Flexibility is not exactly the strength of classic real estate, property is immobile.
It need not be that way. Even today, Switzerland is still building rather conventionally and is focussed on long durability: solid, stable hardware. But is that a concept for the future? The millennials want to live more flexibly and creatively than the standard product «4½ room flat» allows for. At a time they need a lot of space, then again only a bed to sleep, to do which they rent a place in another city. Housing requirements will radically change with the new digital forms of work. Anyone who takes on the pioneering role here gains enormous market opportunities. But many rules are contrary to that. The building laws must also adapt to the digital age.

Flexibility, also for tenants?
Of course, Switzerland is still a country of tenants. The majority does not live in their own homes. But there have been undesirable developments for some time now.

What do you mean by that?
Rents account for almost 20% of our social product, which alone shows its great significance. I consider the current rental law to be one of the most damaging regulations in Switzerland. According to the basic idea of the law, rents should be based on historical land prices and construction costs, but the rising demand for housing space should not play a role. As a substitute for the levered out market, the development of rents has been linked to interest rates by law.

But that makes sense, because lower interest rates mean lower costs for the landlord/landlady.
But the housing stock does not change in the short term with the interest rate. The fixed interest rate follows no economic logic, but a legal one. As it gives false incentives, it leads to huge losses in the well-being of all of us, and it is not «fair» either. Capping the rents inevitably ends in rationing. What once used to be food stamps are today the occupancy rules in social housing.

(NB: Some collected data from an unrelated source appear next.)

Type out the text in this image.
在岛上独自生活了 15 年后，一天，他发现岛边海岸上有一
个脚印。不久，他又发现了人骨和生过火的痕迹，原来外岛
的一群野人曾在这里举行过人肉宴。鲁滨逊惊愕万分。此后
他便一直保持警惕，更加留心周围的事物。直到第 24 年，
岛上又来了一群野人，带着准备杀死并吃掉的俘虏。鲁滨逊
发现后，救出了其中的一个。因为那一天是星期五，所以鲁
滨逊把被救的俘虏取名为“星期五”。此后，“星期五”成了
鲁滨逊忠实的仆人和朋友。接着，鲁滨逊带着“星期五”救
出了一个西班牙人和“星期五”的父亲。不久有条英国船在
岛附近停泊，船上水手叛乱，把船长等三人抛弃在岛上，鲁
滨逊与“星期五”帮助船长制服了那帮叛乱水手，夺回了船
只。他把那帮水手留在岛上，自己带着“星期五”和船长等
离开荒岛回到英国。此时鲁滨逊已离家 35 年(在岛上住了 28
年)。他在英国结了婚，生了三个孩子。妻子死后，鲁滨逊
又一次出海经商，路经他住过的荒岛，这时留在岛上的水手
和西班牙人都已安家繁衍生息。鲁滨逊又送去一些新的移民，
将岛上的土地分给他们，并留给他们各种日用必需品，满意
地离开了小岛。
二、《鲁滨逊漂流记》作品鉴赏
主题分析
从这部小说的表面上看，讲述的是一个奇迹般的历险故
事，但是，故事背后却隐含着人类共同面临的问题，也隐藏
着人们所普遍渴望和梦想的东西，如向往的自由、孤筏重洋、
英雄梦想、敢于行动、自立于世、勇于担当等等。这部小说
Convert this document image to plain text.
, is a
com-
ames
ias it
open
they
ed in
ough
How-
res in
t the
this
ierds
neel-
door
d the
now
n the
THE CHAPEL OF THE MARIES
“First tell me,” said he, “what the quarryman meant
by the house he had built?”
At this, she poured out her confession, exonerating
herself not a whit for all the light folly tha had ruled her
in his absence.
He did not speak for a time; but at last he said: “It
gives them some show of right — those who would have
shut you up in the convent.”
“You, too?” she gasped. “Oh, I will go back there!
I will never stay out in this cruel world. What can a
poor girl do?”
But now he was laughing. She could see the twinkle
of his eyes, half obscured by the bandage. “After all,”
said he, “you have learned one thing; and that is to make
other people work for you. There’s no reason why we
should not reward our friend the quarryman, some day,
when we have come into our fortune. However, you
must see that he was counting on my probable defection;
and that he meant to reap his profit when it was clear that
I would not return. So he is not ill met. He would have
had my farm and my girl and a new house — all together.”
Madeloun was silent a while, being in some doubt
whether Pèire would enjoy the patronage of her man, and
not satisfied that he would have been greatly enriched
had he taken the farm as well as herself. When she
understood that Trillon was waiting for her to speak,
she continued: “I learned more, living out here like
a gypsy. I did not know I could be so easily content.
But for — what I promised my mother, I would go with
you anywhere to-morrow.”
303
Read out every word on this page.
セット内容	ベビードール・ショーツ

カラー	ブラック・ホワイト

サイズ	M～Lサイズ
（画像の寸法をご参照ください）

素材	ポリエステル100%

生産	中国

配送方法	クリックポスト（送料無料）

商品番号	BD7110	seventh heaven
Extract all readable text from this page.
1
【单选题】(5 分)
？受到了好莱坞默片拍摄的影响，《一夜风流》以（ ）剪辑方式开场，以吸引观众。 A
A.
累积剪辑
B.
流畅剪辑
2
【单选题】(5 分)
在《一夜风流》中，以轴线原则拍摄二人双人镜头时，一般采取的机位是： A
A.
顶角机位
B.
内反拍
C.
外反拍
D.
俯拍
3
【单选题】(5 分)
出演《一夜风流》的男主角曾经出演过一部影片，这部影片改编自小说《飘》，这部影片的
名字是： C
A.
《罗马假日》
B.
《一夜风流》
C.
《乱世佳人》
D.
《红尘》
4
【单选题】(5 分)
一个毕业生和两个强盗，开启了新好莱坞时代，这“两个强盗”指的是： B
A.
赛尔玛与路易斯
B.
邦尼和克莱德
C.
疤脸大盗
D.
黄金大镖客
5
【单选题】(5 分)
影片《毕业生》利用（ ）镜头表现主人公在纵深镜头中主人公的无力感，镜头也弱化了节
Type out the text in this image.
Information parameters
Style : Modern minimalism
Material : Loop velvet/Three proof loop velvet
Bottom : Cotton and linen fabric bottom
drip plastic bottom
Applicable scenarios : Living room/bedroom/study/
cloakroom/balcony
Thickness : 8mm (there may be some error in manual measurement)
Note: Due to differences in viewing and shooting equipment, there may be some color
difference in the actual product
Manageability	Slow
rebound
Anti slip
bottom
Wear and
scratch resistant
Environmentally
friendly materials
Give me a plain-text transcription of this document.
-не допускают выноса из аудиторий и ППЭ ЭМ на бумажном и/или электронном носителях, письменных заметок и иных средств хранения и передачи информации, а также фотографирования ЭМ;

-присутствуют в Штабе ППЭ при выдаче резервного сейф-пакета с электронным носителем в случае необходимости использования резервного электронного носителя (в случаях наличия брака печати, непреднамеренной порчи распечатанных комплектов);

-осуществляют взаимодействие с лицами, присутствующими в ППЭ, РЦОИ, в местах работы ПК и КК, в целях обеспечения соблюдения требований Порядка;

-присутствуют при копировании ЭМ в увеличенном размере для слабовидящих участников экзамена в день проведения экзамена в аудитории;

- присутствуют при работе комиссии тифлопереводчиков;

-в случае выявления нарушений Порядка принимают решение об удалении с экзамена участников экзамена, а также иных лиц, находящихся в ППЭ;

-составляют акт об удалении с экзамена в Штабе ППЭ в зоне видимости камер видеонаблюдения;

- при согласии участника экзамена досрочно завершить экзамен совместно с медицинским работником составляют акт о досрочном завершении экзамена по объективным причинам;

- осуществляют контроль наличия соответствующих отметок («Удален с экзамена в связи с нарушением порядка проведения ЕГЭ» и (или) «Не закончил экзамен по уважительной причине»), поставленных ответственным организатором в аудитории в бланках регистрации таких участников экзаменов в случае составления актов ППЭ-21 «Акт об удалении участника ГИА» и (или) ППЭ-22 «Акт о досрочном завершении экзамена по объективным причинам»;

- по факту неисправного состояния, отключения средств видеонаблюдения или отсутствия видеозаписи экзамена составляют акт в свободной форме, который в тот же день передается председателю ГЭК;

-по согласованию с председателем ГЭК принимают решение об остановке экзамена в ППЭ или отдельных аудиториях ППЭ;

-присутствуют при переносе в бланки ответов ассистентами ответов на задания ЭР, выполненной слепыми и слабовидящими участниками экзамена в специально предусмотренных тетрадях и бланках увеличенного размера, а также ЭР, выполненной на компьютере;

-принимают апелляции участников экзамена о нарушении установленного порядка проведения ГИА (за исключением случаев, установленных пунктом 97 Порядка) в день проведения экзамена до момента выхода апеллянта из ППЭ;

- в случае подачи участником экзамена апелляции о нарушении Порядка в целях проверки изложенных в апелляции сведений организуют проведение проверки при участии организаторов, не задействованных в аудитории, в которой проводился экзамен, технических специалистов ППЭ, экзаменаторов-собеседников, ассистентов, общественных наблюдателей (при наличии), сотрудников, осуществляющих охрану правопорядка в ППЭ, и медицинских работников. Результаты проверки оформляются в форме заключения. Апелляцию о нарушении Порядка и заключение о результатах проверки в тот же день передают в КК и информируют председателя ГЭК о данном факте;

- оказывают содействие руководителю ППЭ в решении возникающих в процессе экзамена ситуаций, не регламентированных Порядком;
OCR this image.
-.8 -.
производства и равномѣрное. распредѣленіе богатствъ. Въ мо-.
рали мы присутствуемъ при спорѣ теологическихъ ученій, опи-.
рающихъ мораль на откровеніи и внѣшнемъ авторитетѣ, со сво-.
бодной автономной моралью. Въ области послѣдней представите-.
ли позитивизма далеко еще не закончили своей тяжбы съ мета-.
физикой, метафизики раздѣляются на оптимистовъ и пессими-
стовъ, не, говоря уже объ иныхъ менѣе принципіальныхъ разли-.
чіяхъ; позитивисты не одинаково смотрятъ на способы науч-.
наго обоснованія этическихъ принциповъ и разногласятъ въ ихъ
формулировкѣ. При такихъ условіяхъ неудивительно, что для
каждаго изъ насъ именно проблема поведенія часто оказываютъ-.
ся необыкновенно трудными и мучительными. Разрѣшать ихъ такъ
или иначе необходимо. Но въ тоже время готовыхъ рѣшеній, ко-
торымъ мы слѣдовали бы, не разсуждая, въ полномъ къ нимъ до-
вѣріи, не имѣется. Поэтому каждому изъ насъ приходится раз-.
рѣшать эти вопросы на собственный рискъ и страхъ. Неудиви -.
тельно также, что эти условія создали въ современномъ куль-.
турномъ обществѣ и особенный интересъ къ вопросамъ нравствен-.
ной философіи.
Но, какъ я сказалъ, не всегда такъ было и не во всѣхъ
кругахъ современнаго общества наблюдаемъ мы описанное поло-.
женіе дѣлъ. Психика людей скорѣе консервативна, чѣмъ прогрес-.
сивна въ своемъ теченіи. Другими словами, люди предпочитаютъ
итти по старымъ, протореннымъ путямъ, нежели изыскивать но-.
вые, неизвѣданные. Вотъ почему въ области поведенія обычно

But if demand alone would determine the level of rents, would they not be much higher?
No, on the contrary, the rents would be lower than the new rents today, because the housing stock would be better used and the range of housing space expanded. What we see today is a classic insider outsider phenomenon. If you rent a flat, you benefit from declining rents because of falling interest rates, although living space has become scarcer. Therefore, no one terminates a long-term lease on a coveted location (especially in the cities) if they do not have to. Meanwhile, the small portion of vacant flats encounters a strong demand from newcomers. This leads to overshooting rents in the free part of the market.

What is the problem with that?
The wedge between the insiders (resident old tenants) and the outsiders (newcomers, mobile households, young families) is getting increasingly bigger. But that is «only» the injustice. The «cake of prosperity» as a whole shrinks as well, among other things, because the mobility sinks. Many tenants live in dwellings that are no longer suitable because the move to another flat is punished. That some people sublet their flats through Airbnb is one of the visible symptoms of this condition.

Then how could the housing market be improved?
We suggest a market with rental periods of different lengths, analogous to the market for fixed-rate mortgages with different maturities. So there would be a price for 2-year leases, for 5-year-leases, etc. During the term, the rent would be fixed or staggered. This protects tenants from malpractice. In this way, a functioning housing market could emerge without the described negative phenomena, for the benefit of all.

How would landlords/landladies benefit?
At the moment the old tenants earn a pension in the economic sense, although they are not the owners of the used property. Many behave and feel like owners, as the Airbnb example shows. The Homo oeconomicus rears his/her head.

So you are in favour of deregulation?
We are not in favour of a complete deregulation, but there are much better models to arrange the housing market while protecting the tenants at the same time. A deregulation of the housing market is definitely needed, with more market elements.